Showing a sense of adventure and maintaining an experimental edge without ever being hard work, it’s a sonic playground with something of the abandon of former tour partners and fellow Brooklyn residents MGMT.

Its key songs include the spacey epic Ambling Alp with its encouraging refrain of “Stick up for yourself son!” and Rome, which sounds like pop music from some futuristic utopia. I Remember (“I remember the smell of your skin forever”) is another shimmering portrait of bliss and freedom.

“I think it reflects a lot of the positivity that life has,” says Ira Wolf Tuton, one third of the group. Describing it as a very personal record, he also credits the group’s improved production skills with adding to Odd Blood’s joyful feel. “It’s an album that has so much more clarity than our first one, you just hear certain licks and tones that you didn’t before.”

The new songs were recorded in legendary music town Woodstock, which Ira says was chosen less for its “mysteriousness and lure” and more out of convenience. The group had sought somewhere that was isolated and rural enough that they could make a racket late into the night but that was relatively close to their adopted home in New York City. But Woodstock proved an inspired choice, “an interesting little corner of the world”, peopled by an assorted casts of “freaks, wizards and sorcerers”.

The three-month sojourn in Woodstock also saw the group stay, purely by chance, in a house owned by a drummer who had played on records by the likes of Elvis Costello and Tears for Fears, and who had collected a formidable range of recording equipment which includes some rare gear that dates back to the 1970s.

“We kind of constructed our own studio there as well,” Ira explains. “We had our equipment augmented by his, just trying stuff out and experimenting. It ended up being a pretty unique and fortunate environment to record in.”

Yeasayer are very much studio enthusiasts (Ira says he would gladly spend all his time recording if financial constraints allowed for it) but make the most of their time on the road. They’re currently working with long-term collaborator Ben Phelan on visuals for their upcoming tour, which stretches until May, and are feverishly rehearsing the new material, which Ira explains was written with an eye to making the songs fun and danceable for the long haul on the tour circuit.

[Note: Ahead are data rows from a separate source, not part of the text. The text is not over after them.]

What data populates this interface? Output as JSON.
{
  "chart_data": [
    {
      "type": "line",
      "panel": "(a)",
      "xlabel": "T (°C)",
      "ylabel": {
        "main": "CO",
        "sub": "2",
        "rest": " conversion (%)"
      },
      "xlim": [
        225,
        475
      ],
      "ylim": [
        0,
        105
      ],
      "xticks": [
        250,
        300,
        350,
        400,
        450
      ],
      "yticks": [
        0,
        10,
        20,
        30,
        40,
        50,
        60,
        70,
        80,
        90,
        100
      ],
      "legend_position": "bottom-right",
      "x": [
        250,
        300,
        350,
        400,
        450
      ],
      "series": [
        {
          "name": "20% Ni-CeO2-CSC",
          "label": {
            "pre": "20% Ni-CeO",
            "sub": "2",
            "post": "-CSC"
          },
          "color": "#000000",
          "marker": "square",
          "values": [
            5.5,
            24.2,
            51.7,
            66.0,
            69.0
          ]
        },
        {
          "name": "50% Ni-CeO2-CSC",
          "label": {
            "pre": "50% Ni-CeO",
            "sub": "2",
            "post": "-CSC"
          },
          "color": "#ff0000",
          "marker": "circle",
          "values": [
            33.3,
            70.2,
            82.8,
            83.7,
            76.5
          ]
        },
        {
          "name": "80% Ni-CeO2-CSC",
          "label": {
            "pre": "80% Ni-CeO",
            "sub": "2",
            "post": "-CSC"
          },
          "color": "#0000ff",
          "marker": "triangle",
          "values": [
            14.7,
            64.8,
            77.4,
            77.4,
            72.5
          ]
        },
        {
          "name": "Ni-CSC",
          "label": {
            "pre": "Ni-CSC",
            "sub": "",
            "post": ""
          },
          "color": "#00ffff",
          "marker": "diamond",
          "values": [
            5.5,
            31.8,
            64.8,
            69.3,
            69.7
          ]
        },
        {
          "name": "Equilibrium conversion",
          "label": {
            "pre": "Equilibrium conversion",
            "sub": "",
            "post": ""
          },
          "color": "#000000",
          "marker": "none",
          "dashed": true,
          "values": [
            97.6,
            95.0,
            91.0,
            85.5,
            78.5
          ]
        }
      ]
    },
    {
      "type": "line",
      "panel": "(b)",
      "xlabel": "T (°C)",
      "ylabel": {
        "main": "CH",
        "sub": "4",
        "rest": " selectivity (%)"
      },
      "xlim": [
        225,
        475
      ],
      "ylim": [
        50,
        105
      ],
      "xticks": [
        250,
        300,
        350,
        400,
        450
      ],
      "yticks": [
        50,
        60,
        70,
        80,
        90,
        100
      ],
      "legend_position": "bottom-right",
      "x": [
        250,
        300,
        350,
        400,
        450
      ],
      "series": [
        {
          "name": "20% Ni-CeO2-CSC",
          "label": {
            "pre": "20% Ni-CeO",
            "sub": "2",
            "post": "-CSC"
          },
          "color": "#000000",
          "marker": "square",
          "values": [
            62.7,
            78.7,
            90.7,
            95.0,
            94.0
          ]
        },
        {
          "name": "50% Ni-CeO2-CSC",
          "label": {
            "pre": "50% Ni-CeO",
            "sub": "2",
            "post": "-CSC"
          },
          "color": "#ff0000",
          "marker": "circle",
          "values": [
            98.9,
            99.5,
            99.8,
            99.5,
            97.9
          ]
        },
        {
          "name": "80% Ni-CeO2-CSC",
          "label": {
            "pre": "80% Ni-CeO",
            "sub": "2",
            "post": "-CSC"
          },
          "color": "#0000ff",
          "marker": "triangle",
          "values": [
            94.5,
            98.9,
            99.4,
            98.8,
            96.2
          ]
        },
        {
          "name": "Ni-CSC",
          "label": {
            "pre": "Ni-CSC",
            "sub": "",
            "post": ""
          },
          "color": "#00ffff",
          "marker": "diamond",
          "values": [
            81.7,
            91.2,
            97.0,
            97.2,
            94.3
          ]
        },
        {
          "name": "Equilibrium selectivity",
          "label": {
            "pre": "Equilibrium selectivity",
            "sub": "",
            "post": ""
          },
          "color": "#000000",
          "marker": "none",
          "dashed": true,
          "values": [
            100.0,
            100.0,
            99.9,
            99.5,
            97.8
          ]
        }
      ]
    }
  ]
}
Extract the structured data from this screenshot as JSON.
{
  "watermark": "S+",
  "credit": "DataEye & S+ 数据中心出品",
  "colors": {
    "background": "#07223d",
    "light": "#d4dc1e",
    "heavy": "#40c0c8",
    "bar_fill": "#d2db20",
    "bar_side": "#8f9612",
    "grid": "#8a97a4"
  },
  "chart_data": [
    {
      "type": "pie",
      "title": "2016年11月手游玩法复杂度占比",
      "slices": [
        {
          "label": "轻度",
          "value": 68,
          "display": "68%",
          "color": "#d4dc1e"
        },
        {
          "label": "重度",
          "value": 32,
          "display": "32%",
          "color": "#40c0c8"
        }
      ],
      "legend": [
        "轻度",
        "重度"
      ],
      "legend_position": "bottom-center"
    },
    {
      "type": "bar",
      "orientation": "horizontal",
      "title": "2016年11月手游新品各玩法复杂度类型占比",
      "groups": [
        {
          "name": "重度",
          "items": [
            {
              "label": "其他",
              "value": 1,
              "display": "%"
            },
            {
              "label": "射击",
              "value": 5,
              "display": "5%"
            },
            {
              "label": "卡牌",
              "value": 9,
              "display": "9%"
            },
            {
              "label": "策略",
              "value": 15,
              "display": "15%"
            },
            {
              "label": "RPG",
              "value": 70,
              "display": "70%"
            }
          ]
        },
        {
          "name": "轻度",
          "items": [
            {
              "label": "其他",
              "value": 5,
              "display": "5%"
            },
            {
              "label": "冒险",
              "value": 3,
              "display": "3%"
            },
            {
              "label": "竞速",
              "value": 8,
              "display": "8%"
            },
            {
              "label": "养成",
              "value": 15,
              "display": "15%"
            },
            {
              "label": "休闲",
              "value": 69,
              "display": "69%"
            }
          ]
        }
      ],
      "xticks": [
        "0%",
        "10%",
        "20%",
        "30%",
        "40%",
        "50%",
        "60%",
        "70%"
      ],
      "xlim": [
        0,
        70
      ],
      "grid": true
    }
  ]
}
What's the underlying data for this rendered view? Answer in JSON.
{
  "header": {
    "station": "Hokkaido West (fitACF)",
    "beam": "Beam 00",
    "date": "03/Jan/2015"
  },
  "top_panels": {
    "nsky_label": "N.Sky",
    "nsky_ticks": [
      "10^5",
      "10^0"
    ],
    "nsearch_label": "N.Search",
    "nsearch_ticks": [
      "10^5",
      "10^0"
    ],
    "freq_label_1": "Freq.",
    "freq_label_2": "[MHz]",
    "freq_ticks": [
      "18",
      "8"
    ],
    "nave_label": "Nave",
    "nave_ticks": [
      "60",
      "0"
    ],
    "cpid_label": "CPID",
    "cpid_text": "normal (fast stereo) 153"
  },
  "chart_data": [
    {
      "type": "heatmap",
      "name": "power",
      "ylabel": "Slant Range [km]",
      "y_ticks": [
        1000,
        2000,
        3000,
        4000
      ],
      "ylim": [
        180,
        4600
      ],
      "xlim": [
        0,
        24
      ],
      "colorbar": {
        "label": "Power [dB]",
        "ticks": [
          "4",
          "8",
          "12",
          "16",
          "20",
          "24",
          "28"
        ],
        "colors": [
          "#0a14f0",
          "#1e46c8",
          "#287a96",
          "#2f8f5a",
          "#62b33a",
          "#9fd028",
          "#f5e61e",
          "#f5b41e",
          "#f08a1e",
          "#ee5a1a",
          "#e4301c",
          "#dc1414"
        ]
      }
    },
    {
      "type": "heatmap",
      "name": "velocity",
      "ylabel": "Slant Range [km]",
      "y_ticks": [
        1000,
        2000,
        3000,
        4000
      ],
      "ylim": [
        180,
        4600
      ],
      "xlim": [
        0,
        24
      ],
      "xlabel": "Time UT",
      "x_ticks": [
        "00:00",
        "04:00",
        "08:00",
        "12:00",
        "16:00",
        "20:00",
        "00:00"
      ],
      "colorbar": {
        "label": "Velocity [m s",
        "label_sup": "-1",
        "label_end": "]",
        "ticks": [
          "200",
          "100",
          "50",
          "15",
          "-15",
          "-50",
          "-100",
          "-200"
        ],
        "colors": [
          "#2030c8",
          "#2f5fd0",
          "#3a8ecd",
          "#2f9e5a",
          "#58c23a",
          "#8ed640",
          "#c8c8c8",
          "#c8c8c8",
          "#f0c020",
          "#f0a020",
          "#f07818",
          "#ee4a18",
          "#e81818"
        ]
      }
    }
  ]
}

Having played at the Guggenheim museum last year, Yeasayer have a penchant for more ornate spaces and have half-jokingly talked of their ambition to play in churches designed by Charles Wren. “I like to play in places that were made for music,” Ira says. “I find a lot of venues you play in are designed to sell liquor and the sound and the visual part of it is an afterthought.”

With an Australian tour likely in the second half of the year, it seems only a matter of time before Yeasayer’s blend of trippy visuals and soaring psychadelia takes over a purpose-built music venue near you.

Odd Blood is out February 5 on Spunk.